C'est un détail qui résume tout. En 2014, Feu! Chatterton jouait aux Inouïs du Printemps de Bourges à 9h du matin, devant des professionnels encore embrumés par la nuit. Mercredi soir, ils montaient sur la scène du W. « Moi, j'arrive au W, je me dis… on avait vu des big stars là, quand on venait », glisse l'un des membres en conférence de presse, avec ce mélange d'incrédulité et de fierté qui teinte chacune de leurs réponses. « Je suis encore le petit des Inouïs qui joue à 9h du matin. »

Sauf que non, plus vraiment. Le groupe vient de boucler sa première tournée des Zéniths et Arenas, dont un Bercy sold out, puis un deuxième, puis bientôt un troisième. Quinze ans de carrière, et l'impression d'être, selon leurs propres mots, « encore au début ».

Une résidence au Louvre pour tout recommencer

L'album Labyrinthe, qu'ils défendent actuellement sur scène, est né d'une proposition hors norme : une résidence d'artiste au musée du Louvre, la première depuis près de deux cents ans. Deux mois passés à écrire, sans pression de calendrier, entre les galeries ouvertes au public et les souterrains que le visiteur ne voit jamais. « On était sur un fil entre le visible et l'invisible », raconte le groupe. Cette frontière, d'un côté le flux d'humanité internationale sous la pyramide et de l'autre leur petite salle moquettée, a profondément imprégné l'écriture.

Deux des dernières chansons du disque y ont été entièrement composées. Surtout, l'endroit leur a redonné le goût de créer ensemble, sans se demander ce que serait le thème de l'album, sans mood board ni intention déclarée. « La musique, c'est notre manière de dialoguer et de consigner nos émotions. C'est un peu un journal intime. »
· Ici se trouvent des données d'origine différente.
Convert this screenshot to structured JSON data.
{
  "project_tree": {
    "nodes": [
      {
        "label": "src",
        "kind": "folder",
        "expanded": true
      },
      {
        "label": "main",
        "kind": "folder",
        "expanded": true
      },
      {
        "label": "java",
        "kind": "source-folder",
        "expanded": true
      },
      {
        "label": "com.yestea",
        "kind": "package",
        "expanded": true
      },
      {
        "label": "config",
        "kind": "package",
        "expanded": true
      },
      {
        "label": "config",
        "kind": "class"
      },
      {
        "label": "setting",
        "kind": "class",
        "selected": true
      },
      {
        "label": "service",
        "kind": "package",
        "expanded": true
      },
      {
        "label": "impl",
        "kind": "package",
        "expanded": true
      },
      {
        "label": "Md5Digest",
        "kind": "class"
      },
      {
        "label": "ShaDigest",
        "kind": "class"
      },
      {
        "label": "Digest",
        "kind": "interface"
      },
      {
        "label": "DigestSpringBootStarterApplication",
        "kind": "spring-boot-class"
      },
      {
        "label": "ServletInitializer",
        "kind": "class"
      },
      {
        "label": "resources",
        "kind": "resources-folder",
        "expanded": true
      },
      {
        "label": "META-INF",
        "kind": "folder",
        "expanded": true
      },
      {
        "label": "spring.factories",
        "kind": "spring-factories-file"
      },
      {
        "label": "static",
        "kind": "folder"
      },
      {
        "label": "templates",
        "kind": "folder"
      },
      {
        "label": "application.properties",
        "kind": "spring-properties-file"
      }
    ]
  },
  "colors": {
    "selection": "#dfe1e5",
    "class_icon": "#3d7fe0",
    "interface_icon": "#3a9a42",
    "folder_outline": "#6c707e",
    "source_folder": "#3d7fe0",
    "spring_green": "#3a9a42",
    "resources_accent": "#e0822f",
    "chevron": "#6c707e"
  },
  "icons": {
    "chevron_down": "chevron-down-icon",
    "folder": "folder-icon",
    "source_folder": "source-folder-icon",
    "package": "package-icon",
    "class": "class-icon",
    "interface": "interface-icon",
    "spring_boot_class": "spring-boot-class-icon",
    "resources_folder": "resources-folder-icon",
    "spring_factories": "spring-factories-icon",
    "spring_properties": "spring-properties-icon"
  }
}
La patience comme stratégie

La question de la scénographie et des grandes salles revient longuement dans la conversation. Feu! Chatterton a mis du temps à se frotter aux Zéniths et l'assume pleinement. Il y a cinq ans, quelques dates dans ces salles leur avaient montré qu'ils n'y étaient pas encore vraiment à l'aise. Cette fois, avec le scénographe Nicolas Brion, ils ont construit un spectacle qui assume toutes les facettes de leur musique : des morceaux progressifs et puissants, mais aussi des instants d'une grande intimité, comme Mille Vagues, une chanson construite sur presque rien, quelques guitares à peine, et qui a pourtant fonctionné à Bercy devant 15 000 personnes.
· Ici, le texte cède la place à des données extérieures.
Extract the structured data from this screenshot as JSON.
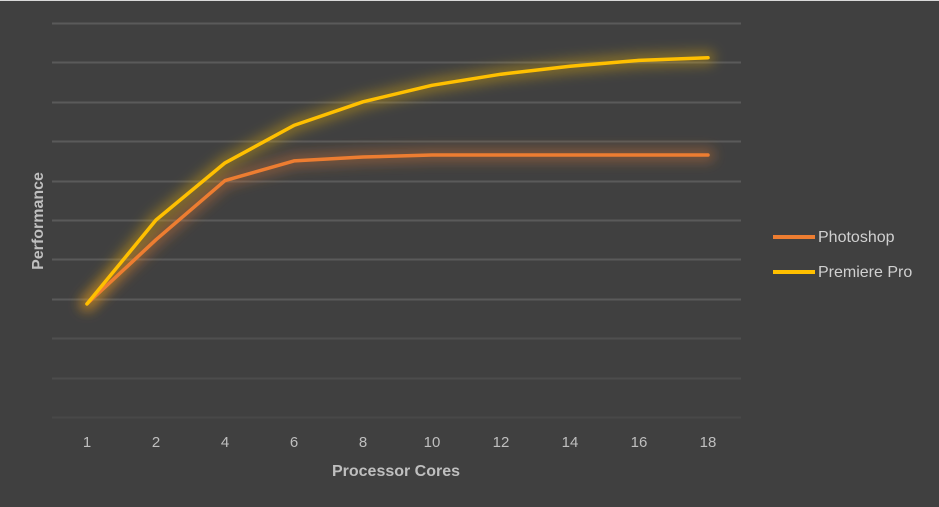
{
  "chart_data": {
    "type": "line",
    "title": "",
    "xlabel": "Processor Cores",
    "ylabel": "Performance",
    "categories": [
      "1",
      "2",
      "4",
      "6",
      "8",
      "10",
      "12",
      "14",
      "16",
      "18"
    ],
    "ylim": [
      0,
      10
    ],
    "y_gridlines": 10,
    "y_tick_labels_visible": false,
    "grid": true,
    "legend_position": "right",
    "series": [
      {
        "name": "Photoshop",
        "color": "#ed7d31",
        "values": [
          2.87,
          4.5,
          6.0,
          6.5,
          6.6,
          6.65,
          6.65,
          6.65,
          6.65,
          6.65
        ]
      },
      {
        "name": "Premiere Pro",
        "color": "#ffc000",
        "values": [
          2.87,
          5.0,
          6.45,
          7.4,
          8.0,
          8.42,
          8.7,
          8.9,
          9.05,
          9.12
        ]
      }
    ]
  }
}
« Parfois, le succès rapide peut être un cadeau empoisonné », dit l'un d'eux. Le groupe revendique au contraire une carrière construite étape par étape, des bars aux clubs, des clubs aux salles, avec le sentiment que chaque palier a été mérité et utile. « C'est en étant sur scène qu'on explore, qu'on progresse, qu'on devient des artistes de scène. »

Mille Vagues, la chanson d'un deuil

Le morceau le plus chargé émotionnellement de Labyrinthe a une histoire particulière. Jean-Philippe Allard, leur manager et mentor, est décédé durant la création de l'album, au moment où le groupe traversait ses doutes les plus profonds. Ce jour-là, ils sont retournés en studio, parce que c'est là qu'ils se parlent le mieux, et la chanson est sortie en une heure, texte, arrangement et structure compris. Une rapidité rarissime pour un groupe qui travaille habituellement ses disques sur deux ans.

« On dit ça parce qu'on sait ce que c'est d'attendre une chanson. » Mille Vagues est devenue un hommage, mais aussi le moteur qui leur a permis de finir l'album. À Bercy, ils ont pleuré en la jouant. Le public, lui, s'en est emparé bien au-delà de ce qu'ils espéraient.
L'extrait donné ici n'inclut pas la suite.